Prepackaged news stories, sometimes known as video news releases, have become an increasingly common public relations tool among government agencies and in industry. They are designed to resemble broadcast news stories, complete with narrators who can be easily mistaken for reporters and suggested introductory language for TV anchors to read. Some news organizations have run them without changes and without identifying them as government-produced.

Within the last year, the GAO, the investigative arm of Congress, has rapped the Office of National Drug Control Policy and the Department of Health and Human Services for distributing prepackaged news stories that do not disclose within the story that the government is the source of the material.

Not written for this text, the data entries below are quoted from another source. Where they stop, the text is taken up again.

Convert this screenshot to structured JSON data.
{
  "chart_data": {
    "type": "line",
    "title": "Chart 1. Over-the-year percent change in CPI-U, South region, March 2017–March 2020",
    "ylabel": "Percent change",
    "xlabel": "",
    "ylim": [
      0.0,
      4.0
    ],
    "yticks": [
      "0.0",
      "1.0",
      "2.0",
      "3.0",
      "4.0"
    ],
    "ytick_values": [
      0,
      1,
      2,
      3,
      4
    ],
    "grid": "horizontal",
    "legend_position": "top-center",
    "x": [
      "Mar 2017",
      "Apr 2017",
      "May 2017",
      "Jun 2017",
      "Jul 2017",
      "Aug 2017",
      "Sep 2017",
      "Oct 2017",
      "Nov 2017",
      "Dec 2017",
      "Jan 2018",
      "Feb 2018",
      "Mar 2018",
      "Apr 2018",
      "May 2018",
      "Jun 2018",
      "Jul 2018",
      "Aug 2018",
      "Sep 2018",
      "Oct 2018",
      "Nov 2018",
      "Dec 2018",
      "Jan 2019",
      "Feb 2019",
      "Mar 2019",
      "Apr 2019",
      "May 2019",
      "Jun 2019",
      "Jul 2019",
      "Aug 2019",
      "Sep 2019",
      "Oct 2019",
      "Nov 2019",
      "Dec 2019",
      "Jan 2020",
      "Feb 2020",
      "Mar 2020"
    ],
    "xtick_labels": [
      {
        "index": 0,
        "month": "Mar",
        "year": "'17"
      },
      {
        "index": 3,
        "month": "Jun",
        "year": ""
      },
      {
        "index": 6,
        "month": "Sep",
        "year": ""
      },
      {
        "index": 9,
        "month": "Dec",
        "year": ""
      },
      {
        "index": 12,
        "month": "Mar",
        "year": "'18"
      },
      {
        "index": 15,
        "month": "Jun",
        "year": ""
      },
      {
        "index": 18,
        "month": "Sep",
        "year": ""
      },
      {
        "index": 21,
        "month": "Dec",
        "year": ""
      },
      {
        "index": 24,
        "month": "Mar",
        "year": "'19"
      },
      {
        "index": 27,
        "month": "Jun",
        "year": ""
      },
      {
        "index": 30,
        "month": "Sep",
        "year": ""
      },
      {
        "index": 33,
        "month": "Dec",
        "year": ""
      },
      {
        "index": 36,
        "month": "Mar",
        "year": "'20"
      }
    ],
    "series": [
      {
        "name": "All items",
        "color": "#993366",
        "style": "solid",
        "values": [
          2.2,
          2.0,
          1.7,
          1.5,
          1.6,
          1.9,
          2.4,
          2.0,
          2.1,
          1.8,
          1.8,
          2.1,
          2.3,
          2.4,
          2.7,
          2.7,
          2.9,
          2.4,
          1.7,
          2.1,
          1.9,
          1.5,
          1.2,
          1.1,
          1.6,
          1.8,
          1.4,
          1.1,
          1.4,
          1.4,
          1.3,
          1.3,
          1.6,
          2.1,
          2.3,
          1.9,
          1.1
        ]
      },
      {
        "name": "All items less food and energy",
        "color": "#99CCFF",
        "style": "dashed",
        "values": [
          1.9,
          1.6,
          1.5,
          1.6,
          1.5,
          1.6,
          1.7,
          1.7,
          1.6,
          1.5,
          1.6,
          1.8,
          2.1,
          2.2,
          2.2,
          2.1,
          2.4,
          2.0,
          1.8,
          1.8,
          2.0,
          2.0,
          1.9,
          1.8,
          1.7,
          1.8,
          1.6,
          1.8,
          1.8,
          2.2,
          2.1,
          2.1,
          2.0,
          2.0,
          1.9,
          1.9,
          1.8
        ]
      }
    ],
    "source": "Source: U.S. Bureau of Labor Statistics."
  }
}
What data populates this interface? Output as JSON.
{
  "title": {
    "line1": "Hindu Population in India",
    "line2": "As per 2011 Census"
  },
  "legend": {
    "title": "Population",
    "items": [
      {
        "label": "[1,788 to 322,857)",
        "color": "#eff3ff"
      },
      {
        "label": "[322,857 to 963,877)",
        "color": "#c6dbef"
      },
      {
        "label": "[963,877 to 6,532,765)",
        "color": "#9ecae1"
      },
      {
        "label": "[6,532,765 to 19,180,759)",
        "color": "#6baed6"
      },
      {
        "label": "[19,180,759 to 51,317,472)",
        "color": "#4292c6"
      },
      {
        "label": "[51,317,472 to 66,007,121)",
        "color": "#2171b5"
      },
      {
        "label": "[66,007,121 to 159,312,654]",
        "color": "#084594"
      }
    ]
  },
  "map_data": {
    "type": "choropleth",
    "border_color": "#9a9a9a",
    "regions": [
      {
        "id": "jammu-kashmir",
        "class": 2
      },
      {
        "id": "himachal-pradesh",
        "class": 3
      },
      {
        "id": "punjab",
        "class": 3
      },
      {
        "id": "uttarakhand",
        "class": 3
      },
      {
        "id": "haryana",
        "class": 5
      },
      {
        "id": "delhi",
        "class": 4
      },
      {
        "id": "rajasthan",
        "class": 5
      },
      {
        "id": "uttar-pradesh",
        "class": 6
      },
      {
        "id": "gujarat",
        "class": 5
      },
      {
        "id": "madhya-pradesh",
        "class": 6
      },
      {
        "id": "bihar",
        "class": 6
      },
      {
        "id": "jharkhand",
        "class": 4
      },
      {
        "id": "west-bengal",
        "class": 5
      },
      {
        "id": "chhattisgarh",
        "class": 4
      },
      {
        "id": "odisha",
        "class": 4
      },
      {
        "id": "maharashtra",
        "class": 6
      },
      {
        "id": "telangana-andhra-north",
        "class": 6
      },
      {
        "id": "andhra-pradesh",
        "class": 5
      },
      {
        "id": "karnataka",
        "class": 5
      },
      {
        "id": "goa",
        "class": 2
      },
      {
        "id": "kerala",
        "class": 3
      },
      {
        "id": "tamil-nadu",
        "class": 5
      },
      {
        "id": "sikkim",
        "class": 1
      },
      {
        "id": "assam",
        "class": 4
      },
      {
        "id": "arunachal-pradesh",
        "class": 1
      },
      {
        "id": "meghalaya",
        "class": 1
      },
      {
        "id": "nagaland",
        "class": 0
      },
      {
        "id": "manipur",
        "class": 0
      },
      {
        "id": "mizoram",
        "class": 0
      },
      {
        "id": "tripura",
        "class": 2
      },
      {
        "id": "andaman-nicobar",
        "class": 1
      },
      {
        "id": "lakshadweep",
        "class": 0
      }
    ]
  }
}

"[T]elevision-viewing audiences did not know that stories they watched on television news programs about the government were, in fact, prepared by the government," Walker wrote. "We concluded that those prepackaged news stories violated the publicity or propaganda prohibition."

Walker noted that agencies may legally distribute prepackaged stories "so long as there is clear disclosure to the television viewing audience" that the material was prepared by the government or its contractors.

"Agency officials should scrutinize any proposed prepackaged news stories to ensure appropriate disclosures," he wrote, adding that GAO officials were available to answer questions in particular cases.

Last month, Rep. Thomas M. Davis III (R-Va.), chairman of the House Committee on Government Reform, said the GAO was wrong in ruling against the drug control office because the agency's mission is to produce media campaigns to prevent and reduce drug abuse. Davis and Rep. Mark Edward Souder (R-Ind.) sent Walker a letter urging him to withdraw the ruling and reconsider the law. They wrote that it was the news organizations, not the agency, that had a duty to disclose the source of the video news release.

Walker declined to overturn the ruling in a Feb. 15 letter. He wrote that the drug control office was bound by the disclosure requirement and that appropriations laws govern the behavior of federal agencies, not of independent news organizations.